Cinq éléments directement applicables à ton propre workflow Claude Code :

  1. Un dossier memory/ versionné à la racine de ton projet ou dans ~/.claude/agent-memory/, avec cinq types de fichiers : user_* (qui tu es, qui travaille sur le projet), feedback_* (règles issues d'incidents), project_* (état des chantiers en cours), reference_* (pointeurs vers systèmes externes), sessions/ (journal daté au format YYYY-MM-DD_sujet.md)
  2. Un MEMORY.md plat comme index, une ligne par fichier sous 200 caractères. S'il devient illisible, tes entrées sont trop longues ou ta granularité est mauvaise
  3. Trois rituels datés : feedback immédiat (avant la fin de la session où l'incident a lieu), session après chantier clos (quatre rubriques : contexte / réalisé / décisions / à suivre), audit croisé mémoire ↔ code toutes les deux à trois semaines
  4. Le format de feedback compact : la règle, une ligne **Why:**, une ligne **How to apply:**. Plus court vaut mieux que plus exhaustif
  5. Les dates absolues : jamais « la semaine prochaine », toujours 2026-04-19. Ta mémoire ne vieillit pas si elle est datée

Et une discipline de fond : avant de recommander depuis la mémoire, vérifie que c'est toujours vrai dans le code. Un fichier peut geler dans le temps plus vite que le code qu'il décrit.
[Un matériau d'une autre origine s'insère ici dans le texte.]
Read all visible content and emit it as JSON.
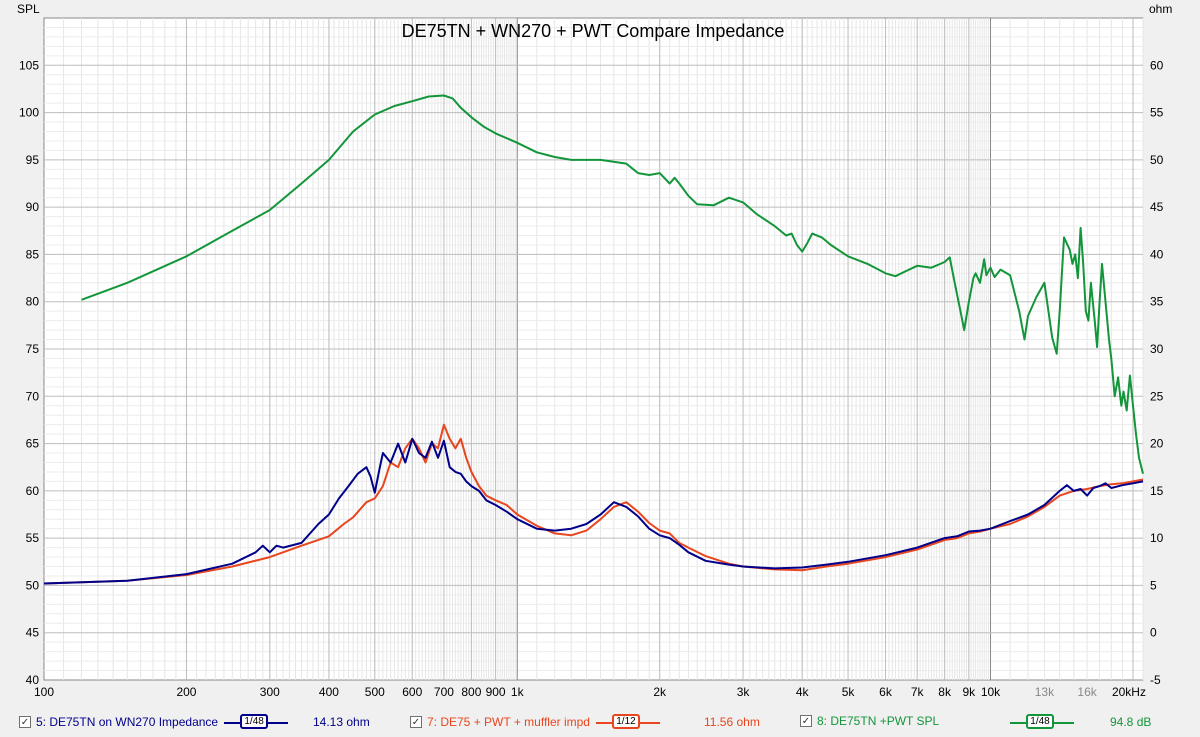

Et vous, quelle information de votre projet Claude Code n'est aujourd'hui écrite nulle part, mais pourrait l'être demain ? Je lis les commentaires.

Le ping-pong

Le jour où le dispositif gagne son prix, c'est quand on voit un feedback attraper une régression avant qu'elle parte en production. Dans le cas de feedback_agent_erp_build_verification, j'ai eu cette sensation précise deux semaines après l'incident initial : l'agent commençait à annoncer un build vert sans joindre la sortie brute ; j'ai réclamé la sortie ; elle contenait une erreur TS2304. Trente secondes de friction, zéro push cassé. Le feedback avait vécu dans le fichier entre les deux moments, silencieusement, et il avait fait son travail.

C'est ça, l'anti-dérive. Pas une surveillance en temps réel. Pas un outil de monitoring. Un dispositif d'inscription qui transforme un incident isolé en règle opposable, et qui opère à la prochaine occurrence. La mémoire n'est pas une archive ; c'est un contrat que l'agent passe avec lui-même, via un tiers — le fichier — qui ne confabule pas.

Ce qu'on finit par comprendre, à force de tenir ce dispositif, c'est qu'il n'a rien de spécifique à Claude Code. Toute collaboration longue avec un agent IA produit de la dérive. La seule question est de savoir si on organise la trace qui permet de la détecter. Le code sans mémoire dérive. La mémoire sans code s'atrophie. Entre les deux, le chantier anti-dérive tient l'intégrité du geste long.

Hier soir, Gaspard est repassé pour le serveur de sauvegarde. Il avait préparé un tableur sur sa clé, quatre colonnes, trente lignes, les accès qui vivaient dans sa tête. « Si c'est ça que vous voulez, je l'exporte en CSV pour votre agent », sans ironie. J'ai importé dans un reference_acces_gaspard.md, indexé dans MEMORY.md, daté. La trace écrite a pris la place de la trace incarnée. Le dispositif vient de gagner trente lignes, la maison vient de perdre quelque chose que je n'ai pas les mots pour nommer.


Code compagnon : rembrandt-samples/claude-md/feedback-template.md — la structure des fichiers feedback_* (Rule + Why + How to apply) avec un exemple commenté, licence MIT.